About the Authors:  David Schwartzman is a rising junior at Hillsdale College, and Matt Smith is a graduate student at Princeton. Ethan Musser (Mississippi State) and Blake Dixon (Yale) also contributed to this report. They are participants in the investigative reporting summer internship at the California Policy Center in Tustin. This article was first published in OC (Orange County) Weekly.

2 replies
  1. Avatar
    Dave Drummond says:

    Nice job of reporting a half truth slant, rather the unbiased report of what transpired and why.
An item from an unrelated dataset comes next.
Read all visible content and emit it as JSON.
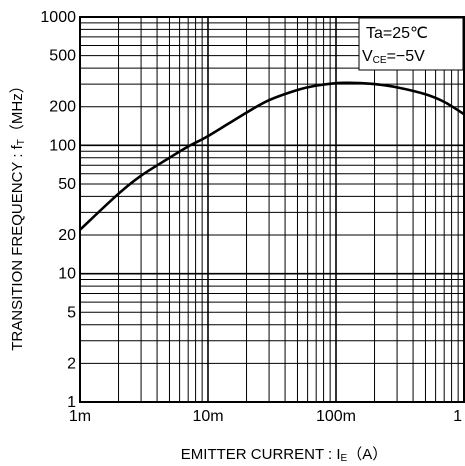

Didn’t dawn on you that the subsidies are offset by millions of NEW tax revenues from hotel users, thousands of jobs being created, and tax monies generated by tourists visiting the Magic Kingdom and other Anaheim venues. Hundreds of millions more revenue for the city, plus hundreds more jobs vs. the parking lot that presently exists on the Disney site. There are 3 hotels in this approval package, only one of them is a Disney property yet your slant makes it sound like its a cow down to Disney only (of course without mentioning the Disney Company built Anaheim, not the other way around). If this is an example of your “reporting” maybe Brian Williams can find you similar only partially analyzed research jobs at MSNBC. And your buddy mayor conveniently left the council meeting before the vote to catch a plane to something obviously more important and significant.

  2. Avatar
    Bo Ziffer says:

    Dave, the subsidies were completely unnecessary, as there is no evidence that the hotels wouldn’t have been built anyway. This is a classic case of the governments picking winners and losers, and the losers are the little guy. This is unfair competition and it is an egregious abuse of power on the part of the giveaway three. What new tax revenues are you referring to? This will all be given back to the hoteliers as part of the rebate. The jobs Disney provides aren’t high-paying, desirable jobs. This is seen in that Anaheim has done much worse economically since Disney has been there. Your claim that Disney built Anaheim is ABSOLUTELY FALSE. Anaheim has only gotten poorer relative to the rest of the state in the past 60 years. The Mayor did everything in his power to be present for the vote, even offering to cancel his vacation the following week in order to be present for the vote. CANCEL HIS VACATION. Would you cancel your vacation for the sake of your city, Dave? Would you? In stark irony, fellow council member Kris Murray GOES ON VACATION WITH DISNEY EXECUTIVES during her free time. ICYMI, the Mayor left to meet with Obama regarding police violence. One might take a stab in the dark and say that this is important. Tell your giveaway three friends to address these truths if they are ever able to climb out of the dark, cushioned pocket of Mickey Mouse!